The skin around his eyes tightened. He ground his teeth against the truth of it — their secret lives, years and years without proper paperwork to live legally in this place. Or any other place. All the borders in chaos, all the countries shifting underfoot. A father and a daughter nested inside a crappy apartment building. His labor and the trades they made for food and clothing and shelter — a tenuous living at best.
So he told her the story, over and over again, and soothed his guilt.
“So you fell off a boat and turned into a whale.”
“Daaad!” Laisvė moaned, cracking a smile. On the paper before her, she’d drawn a girl inside the belly of a whale.
“What? I just wanted to see if you were listening.” Nothing on earth is more beautiful than her smile. How does he not die from loving her? His head swam with terror and anger. And then a different question came into his body: How does she carry so much in so small a body without feeling it?
“Your mother, Svajonė, was studying the Yakut indigenous languages when I met her in Siberia,” Aster said. “The first moment I saw her, I actually had a seizure.” Aster held his breath. Sometimes he wished he had died right then, in that moment, inside the image of her following his fall to the ground, kneeling to put his head in her lap. “She was the most beautiful creature I had ever seen in my life.”
“My mother was a linguist. And a philologist.”

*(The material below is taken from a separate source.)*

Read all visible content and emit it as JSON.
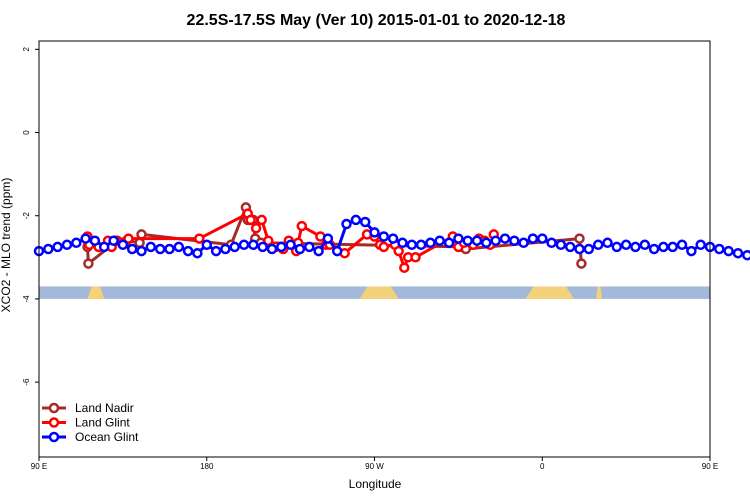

“All right, all right.” Aster surrendered. “I will tell you the story of your mother. Show me what’s in your hand, and I’ll tell you.”
He walked the small distance to her and gently took her hand in his and removed the object. His face instantly hot. “Laisvė. Where did you get this?” He turned the tiny object over in his hands. An old coin, rusted and dull. It looked to be some kind of penny, but not like any penny he remembered. Pennies had been out of use for years. He barely remembered them at all. Rubbing the coin with a dish towel over the steam from the stew, he saw the date: 1793. Across the top, the word liberty. The kind of thing you might find in a museum — or a pawn shop. His ribs ached.
“Where did this come from?”
Her eyes widened, but not with fear. “Close to here.”
Aster couldn’t stop himself — his worry leapt ahead of his logic. Without conscious intent, he grabbed his daughter’s shoulders and shook her. “Laisvė, how many times do we have to have this conversation? You cannot steal things! Ever. Is this from the shop across the street?” His voice crescendoed and thinned. “Listen to me — this is serious. It’s dangerous. That man could turn us in! He is not your friend. We cannot trust anyone. Ever. There could be a Raid at any moment and we could be on their damn lists. I don’t even know where they would send us anymore. We have no identities, no home, nothing to tie us to anywhere…. I’ve told you a hundred times you cannot steal things. Not ever again. Or—” His voice fissured with terror, rising in tone and pitch until it was almost like a mother’s. In his mind, a familiar storm took shape: Have they seen her? This daughter who sometimes roams the neighborhood unsupervised, this daughter whose curiosity is as untamable as her tangled hair?
“I didn’t get it from the shop! I didn’t steal it!” Laisvė stomped over to the map on the wall and jabbed her small finger on the fading blue part, the part that was not land. “I got it here. The water.”